Un projet de la professeure du Département de management Émilie Fortin-Lefebvre a été sélectionné parmi 20 projets porteurs financés par le Fonds d’initiatives nordiques, géré par la Société du Plan Nord. Touchant divers secteurs, notamment le développement d’infrastructures touristiques, le soutien aux jeunes et aux familles ainsi que le développement économique et l’acquisition de connaissances sur le territoire nordique, les projets répondent à des besoins prioritaires déterminés par les communautés du Nord‑du‑Québec. Visant à mettre au point un module pédagogique hybride sur l’éthique territoriale intégré aux programmes de formation du Centre de formation professionnelle de la Baie-James, le projet d’Émilie Fortin-Lefebvre bénéficie d’un appui de 100 000 $.
Former pour habiter la nordicité: un levier pour la rétention et la vitalité territoriale en Baie-James
L’initiative d’Émilie Fortin-Lefebvre s’inscrit dans un projet plus large intitulé «Former pour habiter la nordicité: un levier pour la rétention et la vitalité territoriale en Baie-James», dont Sébastien Girard Lindsay, post-doctorant sous sa direction, est chercheur principal. Émilie Fortin-Lefebvre y participe à titre de directrice du Centre d’études pour l’autonomie économique des peuples autochtones (AEPA).
Dans le contexte nordique d’Eeyou Istchee–Baie-James, les dynamiques territoriales, démographiques et politiques mettent en lumière des défis en matière de cohésion sociale, de développement régional et de transmission des savoirs. La population non autochtone est aujourd’hui largement caractérisée par une forte mobilité professionnelle. Cette mobilité, bien qu’en partie liée à des contraintes organisationnelles et économiques, limite l’ancrage durable dans les communautés nordiques et contribue à une fragmentation des rapports au territoire.
Ces dynamiques ont des effets concrets sur les collectivités. Le déclin démographique observé dans plusieurs municipalités entraîne une diminution du poids politique régional, une difficulté accrue à mobiliser une expertise locale et une dépendance persistante à l’égard de centres décisionnels situés au sud du Québec. Sur le plan économique, la mobilité extrême de la main-d’œuvre contribue à un transfert des bénéfices fiscaux et de consommation hors du territoire, fragilisant l’assiette fiscale municipale, alors même que les besoins en services augmentent pour accueillir une population de travailleurs temporaires.
Parallèlement, les communautés autochtones eeyouch connaissent une croissance démographique soutenue, ce qui transforme progressivement les équilibres politiques, sociaux et identitaires du territoire.

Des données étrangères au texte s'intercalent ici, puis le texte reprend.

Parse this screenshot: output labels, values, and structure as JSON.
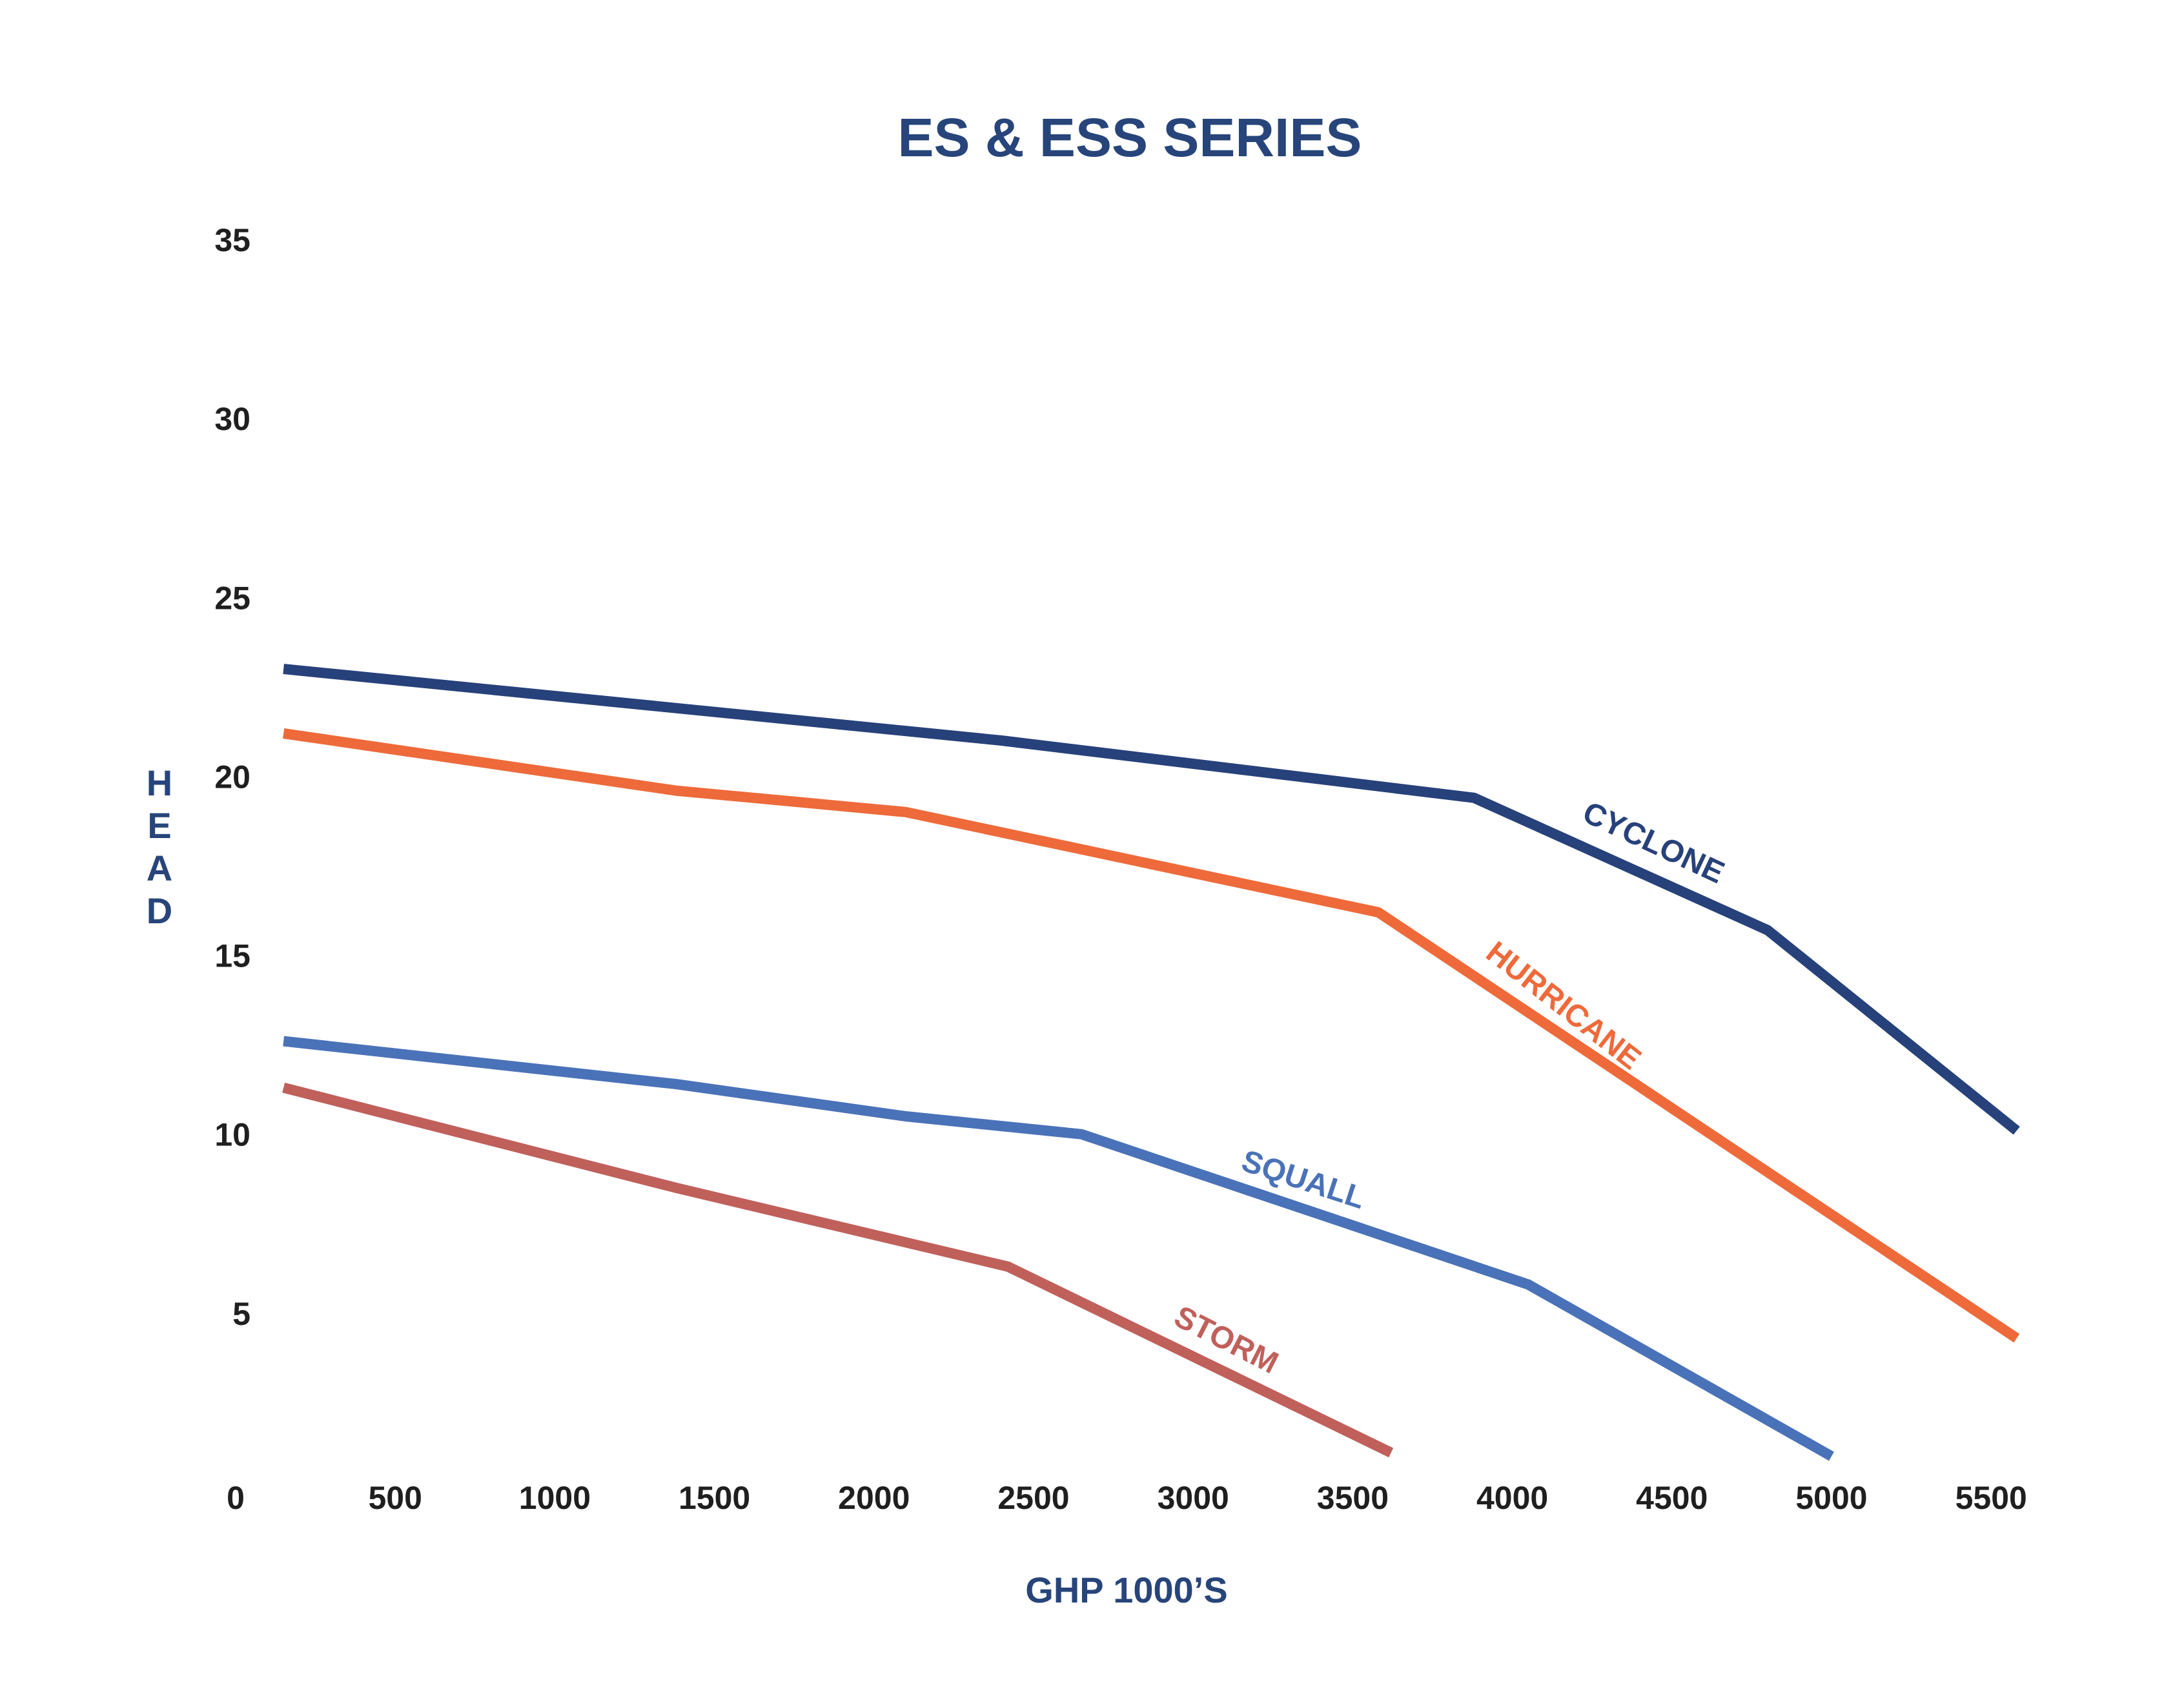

En l’absence d’espaces structurés de dialogue et de compréhension mutuelle des valeurs territoriales, cette cohabitation renouvelée peut générer des incompréhensions durables, d’où l’importance de développer des outils favorisant une compréhension partagée du territoire, de ses usages et de ses responsabilités.
Le projet vise à développer et intégrer un module pédagogique hybride portant sur l’éthique territoriale au sein des programmes de formation professionnelle du Centre de formation professionnelle de la Baie-James (CFPBJ). Le CFPBJ offre 12 programmes regroupés en trois grandes filières (minière, mécanique et santé) et constitue un lieu stratégique où se côtoient une population jamésienne, autochtone et allochtone. Il s’agit d’un environnement unique permettant de travailler concrètement à une cohabitation interculturelle durable.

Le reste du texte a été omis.